1965 was one of the peak periods of Wes Montgomery's career. A major and influential jazz guitarist since at least 1959, Montgomery (who turned 42 in '65) was growing in fame each month. That year he recorded the popular Bumpin' and Goin' Out Of My Head albums for Verve which greatly increased his commercial potential. On June 24 he recorded one of his greatest jazz sets, Smokin' At The Half Note with the Wynton Kelly Trio. And during March-May, he made his only visit to Europe.
Montgomery, who hated to fly, had a busy two months overseas. On Mar. 25 he appeared on the British television show Jazz 625. On Apr. 2 he was on the radio with a group that included Clark Terry. Two days later he appeared on television in Belgium and he was soon back in London performing at Ronnie Scott's during Apr. 5-9. On Apr. 30 Montgomery appeared on German television in an octet that featured four saxophonists (including Johnny Griffin and Ronnie Scott) and pianist Martial Solal. After again playing back at Ronnie Scott's in early May, he returned home.

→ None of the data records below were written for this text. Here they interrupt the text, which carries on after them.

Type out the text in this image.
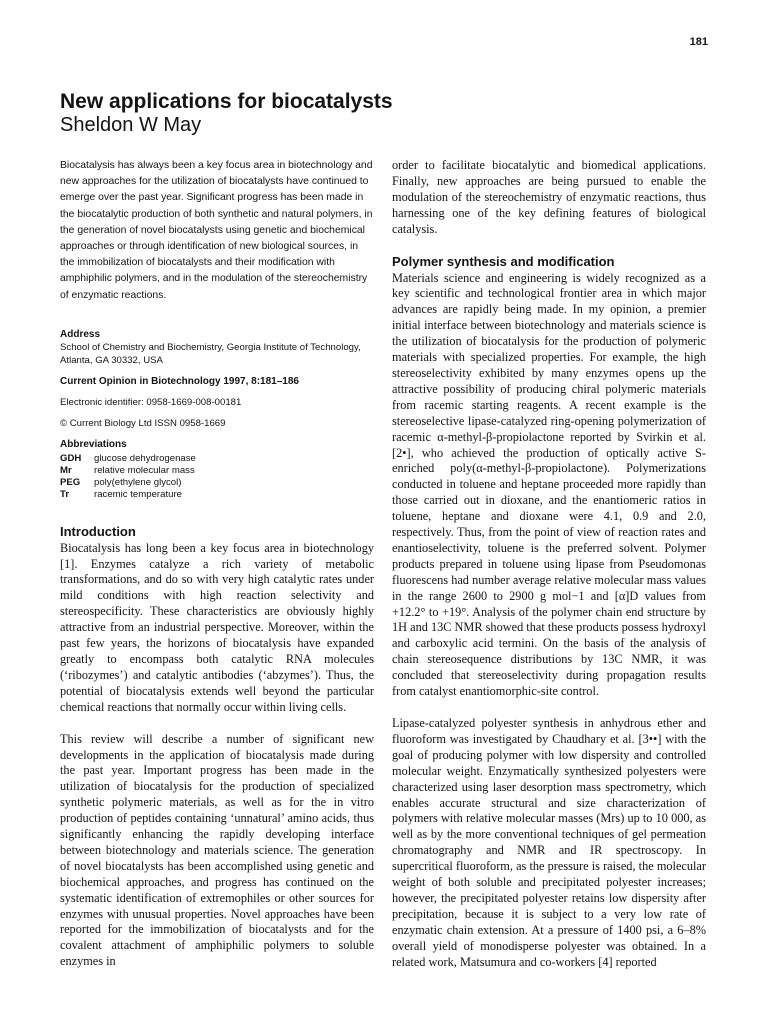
181
New applications for biocatalysts
Sheldon W May

Biocatalysis has always been a key focus area in biotechnology and new approaches for the utilization of biocatalysts have continued to emerge over the past year. Significant progress has been made in the biocatalytic production of both synthetic and natural polymers, in the generation of novel biocatalysts using genetic and biochemical approaches or through identification of new biological sources, in the immobilization of biocatalysts and their modification with amphiphilic polymers, and in the modulation of the stereochemistry of enzymatic reactions.

Address
School of Chemistry and Biochemistry, Georgia Institute of Technology, Atlanta, GA 30332, USA
Current Opinion in Biotechnology 1997, 8:181–186
Electronic identifier: 0958-1669-008-00181
© Current Biology Ltd ISSN 0958-1669
Abbreviations
GDH	glucose dehydrogenase
Mr	relative molecular mass
PEG	poly(ethylene glycol)
Tr	racemic temperature
Introduction

Biocatalysis has long been a key focus area in biotechnology [1]. Enzymes catalyze a rich variety of metabolic transformations, and do so with very high catalytic rates under mild conditions with high reaction selectivity and stereospecificity. These characteristics are obviously highly attractive from an industrial perspective. Moreover, within the past few years, the horizons of biocatalysis have expanded greatly to encompass both catalytic RNA molecules (‘ribozymes’) and catalytic antibodies (‘abzymes’). Thus, the potential of biocatalysis extends well beyond the particular chemical reactions that normally occur within living cells.

This review will describe a number of significant new developments in the application of biocatalysis made during the past year. Important progress has been made in the utilization of biocatalysis for the production of specialized synthetic polymeric materials, as well as for the in vitro production of peptides containing ‘unnatural’ amino acids, thus significantly enhancing the rapidly developing interface between biotechnology and materials science. The generation of novel biocatalysts has been accomplished using genetic and biochemical approaches, and progress has continued on the systematic identification of extremophiles or other sources for enzymes with unusual properties. Novel approaches have been reported for the immobilization of biocatalysts and for the covalent attachment of amphiphilic polymers to soluble enzymes in

order to facilitate biocatalytic and biomedical applications. Finally, new approaches are being pursued to enable the modulation of the stereochemistry of enzymatic reactions, thus harnessing one of the key defining features of biological catalysis.

Polymer synthesis and modification

Materials science and engineering is widely recognized as a key scientific and technological frontier area in which major advances are rapidly being made. In my opinion, a premier initial interface between biotechnology and materials science is the utilization of biocatalysis for the production of polymeric materials with specialized properties. For example, the high stereoselectivity exhibited by many enzymes opens up the attractive possibility of producing chiral polymeric materials from racemic starting reagents. A recent example is the stereoselective lipase-catalyzed ring-opening polymerization of racemic α-methyl-β-propiolactone reported by Svirkin et al. [2•], who achieved the production of optically active S-enriched poly(α-methyl-β-propiolactone). Polymerizations conducted in toluene and heptane proceeded more rapidly than those carried out in dioxane, and the enantiomeric ratios in toluene, heptane and dioxane were 4.1, 0.9 and 2.0, respectively. Thus, from the point of view of reaction rates and enantioselectivity, toluene is the preferred solvent. Polymer products prepared in toluene using lipase from Pseudomonas fluorescens had number average relative molecular mass values in the range 2600 to 2900 g mol−1 and [α]D values from +12.2° to +19°. Analysis of the polymer chain end structure by 1H and 13C NMR showed that these products possess hydroxyl and carboxylic acid termini. On the basis of the analysis of chain stereosequence distributions by 13C NMR, it was concluded that stereoselectivity during propagation results from catalyst enantiomorphic-site control.

Lipase-catalyzed polyester synthesis in anhydrous ether and fluoroform was investigated by Chaudhary et al. [3••] with the goal of producing polymer with low dispersity and controlled molecular weight. Enzymatically synthesized polyesters were characterized using laser desorption mass spectrometry, which enables accurate structural and size characterization of polymers with relative molecular masses (Mrs) up to 10 000, as well as by the more conventional techniques of gel permeation chromatography and NMR and IR spectroscopy. In supercritical fluoroform, as the pressure is raised, the molecular weight of both soluble and precipitated polyester increases; however, the precipitated polyester retains low dispersity after precipitation, because it is subject to a very low rate of enzymatic chain extension. At a pressure of 1400 psi, a 6–8% overall yield of monodisperse polyester was obtained. In a related work, Matsumura and co-workers [4] reported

The guitarist's Paris concert of Mar. 27, 1965 was only previously available on bootlegs. A pair of BYG Lps had eight of the ten selections while the other two songs were put out later on a CD by the France's Concert label. Producer Zev Feldman, who has worked with the Resonance label to release four previous Montgomery sets (mostly featuring previously unreleased music) decided that this concert was too important not to be released legitimately, with payments being made for the first time to the Montgomery family. The sound quality was greatly improved, a 32-page booklet filled with the story behind the concert and interviews (including with pianist Harold Mabern and guitarist Russell Malone) was compiled, and all of the existing music from the concert was released on an attractive two-CD set.
Montgomery is joined by his regular trio of the period (pianist Mabern, bassist Arthur Harper and drummer Jimmy Lovelace). The first disc consists of "Four On Six" (essentially an uptempo "Summertime" with a different melody), a rapid rendition of "Impressions" (somehow the guitarist sounds relaxed over the cooking tempo, even when playing his trademark octaves), ballad renditions of "The Girl Next Door" and "Here's That Rainy Day," and a fast "Jingles." While Harper and Lovelace are excellent in support, Mabern (the only member of the group who is still alive and active at this writing) provides fine solos, occasionally recalling McCoy Tyner but mostly playing in his own fresh hard bop style.
The second disc starts with a version of Mabern's somewhat obscure but worthy "To Wane" which was taken from a Wayne Shorter phrase. The great tenor-saxophonist Johnny Griffin makes the group a quintet on Montgomery's jazz waltz "Full House," "'Round Midnight," and a torrid rendition of "Blue 'N Boogie." Griffin sounds very much at home during these extended performances, adding additional heat to the music. The program ends with the quartet swinging through the longest piece of the date, "Twisted Blues"
All Wes Montgomery fans and those who love the bop-oriented guitar style in general are well advised to pick up this excellent release.